Дембицкий поднял брови и пожал плечами.

— Понятно, — сказал Сольский. — Я тоже не стал бы вмешиваться в чужие дела, если бы не сестра, — она меня предупредила, что не допустит банкротства пани Ляттер. Поймите мое положение. Я не могу по такому делу идти к пани Ляттер, она вышвырнет меня за дверь и будет совершенно права; но прибегнуть к помощи нашего поверенного или адвоката тоже боюсь, потому что положение может оказаться еще более щекотливым. С другой стороны, как ни похвальна привязанность моей сестры к женщине, которая ее воспитала, все же я не могу допустить, чтобы на деньги Ады пан Норский соблазнял гувернанток. Пусть себе соблазняет, но только не на деньги моей сестры, которая, насколько я знаю, не только не согласилась бы поддерживать подобные дела, но и весьма сочувствует мнимым жертвам.

— Не вижу, чем бы я мог помочь вам, — сказал Дембицкий.

— А меж тем вы много можете сделать, — возразил Сольский. — Вы бываете в пансионе и можете судить, действительно ли положение является катастрофическим и что можно спасти: пансион пани Ляттер или только самое пани Ляттер? Затем вы можете уловить момент, когда пани Ляттер непременно надо будет оказать помощь.

— А дальше?

— Тогда вы шепнете нашему поверенному, а уж он уладит все дело. Посоветовавшись с ним, пани Ляттер, быть может, продаст пансион или согласится взять компаньона, который контролировал бы доходы и расходы. Не знаю, как она решит. Во всяком случае, ей не придется закрывать пансион в середине года, и она будет знать, что с нею самой ничего не случится.

— Мне кажется, все это сплошное недоразумение, у пани Ляттер есть деньги, — заметил Дембицкий.

— Дорогой мой, — ответил Сольский, — с вами я не стану играть в прятки. У пани Ляттер есть деньги, потому что сестра одолжила ей шесть тысяч рублей, за что поверенный устроил мне скандал. Но дела пани Ляттер, очевидно, плохи, потому что за помещение она вместо двух тысяч пятисот уплатила только тысячу рублей. Наконец, я располагаю сведениями, что денежные затруднения не могут быть у нее временными, так как пан Норский не только живет на широкую ногу, но и играет в карты.

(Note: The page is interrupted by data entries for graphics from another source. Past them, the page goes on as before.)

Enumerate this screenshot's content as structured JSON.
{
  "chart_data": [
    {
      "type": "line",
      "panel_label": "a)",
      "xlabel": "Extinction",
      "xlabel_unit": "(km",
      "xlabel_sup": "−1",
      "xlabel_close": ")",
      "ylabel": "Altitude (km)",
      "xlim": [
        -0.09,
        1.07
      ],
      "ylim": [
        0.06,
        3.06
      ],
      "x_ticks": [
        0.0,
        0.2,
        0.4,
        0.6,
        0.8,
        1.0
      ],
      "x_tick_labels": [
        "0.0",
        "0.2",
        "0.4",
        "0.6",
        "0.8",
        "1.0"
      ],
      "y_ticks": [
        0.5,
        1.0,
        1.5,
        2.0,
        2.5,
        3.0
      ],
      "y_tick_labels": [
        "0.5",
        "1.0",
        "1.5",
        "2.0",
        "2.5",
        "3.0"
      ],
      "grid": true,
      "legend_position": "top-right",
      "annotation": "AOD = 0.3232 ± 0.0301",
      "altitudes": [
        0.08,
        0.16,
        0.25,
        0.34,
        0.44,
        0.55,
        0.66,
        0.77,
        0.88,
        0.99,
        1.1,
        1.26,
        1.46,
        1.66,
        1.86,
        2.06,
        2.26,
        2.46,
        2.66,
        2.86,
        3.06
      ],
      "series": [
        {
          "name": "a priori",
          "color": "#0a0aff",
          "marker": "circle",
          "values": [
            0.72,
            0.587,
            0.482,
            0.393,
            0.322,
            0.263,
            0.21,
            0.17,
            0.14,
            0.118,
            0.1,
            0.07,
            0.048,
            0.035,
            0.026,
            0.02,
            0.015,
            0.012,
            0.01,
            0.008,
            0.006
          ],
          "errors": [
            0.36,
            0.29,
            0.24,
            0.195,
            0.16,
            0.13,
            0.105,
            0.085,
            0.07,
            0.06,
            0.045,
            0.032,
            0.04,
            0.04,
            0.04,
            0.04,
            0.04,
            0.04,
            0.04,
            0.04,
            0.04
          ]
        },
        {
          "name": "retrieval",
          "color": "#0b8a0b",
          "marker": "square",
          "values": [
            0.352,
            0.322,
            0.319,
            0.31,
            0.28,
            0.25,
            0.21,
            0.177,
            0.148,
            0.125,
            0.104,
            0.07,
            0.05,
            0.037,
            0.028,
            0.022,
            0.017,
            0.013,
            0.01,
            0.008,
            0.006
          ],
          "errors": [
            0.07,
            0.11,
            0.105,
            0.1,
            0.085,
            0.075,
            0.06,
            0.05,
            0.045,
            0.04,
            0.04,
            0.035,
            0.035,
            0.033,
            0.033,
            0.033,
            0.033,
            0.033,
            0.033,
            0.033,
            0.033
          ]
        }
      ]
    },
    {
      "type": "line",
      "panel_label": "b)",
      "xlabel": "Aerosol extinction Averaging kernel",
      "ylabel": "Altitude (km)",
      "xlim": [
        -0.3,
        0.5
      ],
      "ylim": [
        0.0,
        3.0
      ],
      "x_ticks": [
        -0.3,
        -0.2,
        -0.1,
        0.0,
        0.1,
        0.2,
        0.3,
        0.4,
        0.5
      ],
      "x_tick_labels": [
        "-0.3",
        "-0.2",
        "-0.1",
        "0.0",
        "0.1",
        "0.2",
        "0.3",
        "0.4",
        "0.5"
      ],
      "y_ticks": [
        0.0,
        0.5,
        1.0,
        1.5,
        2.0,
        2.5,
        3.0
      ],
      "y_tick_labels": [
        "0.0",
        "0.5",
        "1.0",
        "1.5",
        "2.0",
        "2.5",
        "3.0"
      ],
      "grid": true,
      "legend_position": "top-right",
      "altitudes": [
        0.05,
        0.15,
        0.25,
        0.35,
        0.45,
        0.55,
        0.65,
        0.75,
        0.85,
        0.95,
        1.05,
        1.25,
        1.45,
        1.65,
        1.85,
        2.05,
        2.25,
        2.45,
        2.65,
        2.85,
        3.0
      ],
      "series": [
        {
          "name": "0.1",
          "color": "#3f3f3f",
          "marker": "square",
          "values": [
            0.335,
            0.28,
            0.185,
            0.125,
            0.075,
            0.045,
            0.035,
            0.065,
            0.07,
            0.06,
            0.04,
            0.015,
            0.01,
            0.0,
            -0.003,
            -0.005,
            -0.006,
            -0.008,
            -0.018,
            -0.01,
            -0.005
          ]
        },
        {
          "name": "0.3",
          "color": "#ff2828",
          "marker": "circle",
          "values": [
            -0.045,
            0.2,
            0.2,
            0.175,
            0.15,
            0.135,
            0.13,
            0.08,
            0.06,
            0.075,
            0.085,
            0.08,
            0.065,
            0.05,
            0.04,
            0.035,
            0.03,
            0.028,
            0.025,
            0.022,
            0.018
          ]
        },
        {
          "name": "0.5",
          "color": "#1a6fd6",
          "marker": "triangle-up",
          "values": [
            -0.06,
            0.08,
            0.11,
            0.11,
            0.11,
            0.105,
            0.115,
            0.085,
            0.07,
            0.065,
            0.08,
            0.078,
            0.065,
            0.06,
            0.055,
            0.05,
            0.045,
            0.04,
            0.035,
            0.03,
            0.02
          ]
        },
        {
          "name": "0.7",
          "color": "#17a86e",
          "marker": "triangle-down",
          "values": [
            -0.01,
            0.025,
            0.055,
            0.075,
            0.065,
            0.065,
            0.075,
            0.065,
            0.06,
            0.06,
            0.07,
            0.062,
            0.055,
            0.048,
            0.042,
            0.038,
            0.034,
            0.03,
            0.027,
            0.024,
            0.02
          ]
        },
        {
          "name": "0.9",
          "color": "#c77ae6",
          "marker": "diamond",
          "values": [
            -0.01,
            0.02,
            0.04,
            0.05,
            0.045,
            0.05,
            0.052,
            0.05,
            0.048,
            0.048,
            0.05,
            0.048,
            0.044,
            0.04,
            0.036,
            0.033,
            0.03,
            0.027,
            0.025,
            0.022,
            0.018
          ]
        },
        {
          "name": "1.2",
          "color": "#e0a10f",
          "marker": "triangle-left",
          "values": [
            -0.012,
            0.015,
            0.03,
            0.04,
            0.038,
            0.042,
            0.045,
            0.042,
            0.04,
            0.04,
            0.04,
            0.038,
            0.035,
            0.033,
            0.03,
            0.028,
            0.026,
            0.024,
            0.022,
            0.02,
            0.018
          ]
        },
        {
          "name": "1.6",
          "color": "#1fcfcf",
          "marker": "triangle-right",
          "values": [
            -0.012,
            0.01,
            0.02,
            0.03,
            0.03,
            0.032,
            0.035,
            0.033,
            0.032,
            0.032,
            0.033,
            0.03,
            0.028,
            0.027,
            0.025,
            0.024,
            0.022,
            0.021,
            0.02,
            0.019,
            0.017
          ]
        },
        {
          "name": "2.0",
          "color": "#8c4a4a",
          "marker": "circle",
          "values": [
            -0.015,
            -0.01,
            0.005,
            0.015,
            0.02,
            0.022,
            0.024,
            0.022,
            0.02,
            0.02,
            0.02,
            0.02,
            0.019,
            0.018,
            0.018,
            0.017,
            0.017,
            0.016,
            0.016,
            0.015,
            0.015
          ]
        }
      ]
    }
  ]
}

Обед кончился, а Дембицкий все качал головой и раздумывал.

— Вы исполните мою просьбу? — спросил Сольский. — Ведь речь идет не о вашем вмешательстве, а лишь о том, чтобы уловить момент, когда пани Ляттер будет грозить банкротство.

— Что ж, я могу это сделать, если только мне удастся; но боюсь, как бы не испортить все дело, видите ли… меня там недолюбливают, — скривился Дембицкий.

— Я все знаю, знаю о столкновении с панной Эленой, отчасти даже постиг самое панну Элену, чего она, кажется, не подозревает. И все же прошу вас, не откажитесь уведомить моего поверенного, что в такое-то время он может посетить пани Ляттер. Это не я вас прошу, а моя сестра, — торжественно закончил Сольский, полагая, видимо, что просьба сестры должна разрешить все сомнения.

— Способная девушка панна Ада, — сказал Дембицкий. — Что она думает делать?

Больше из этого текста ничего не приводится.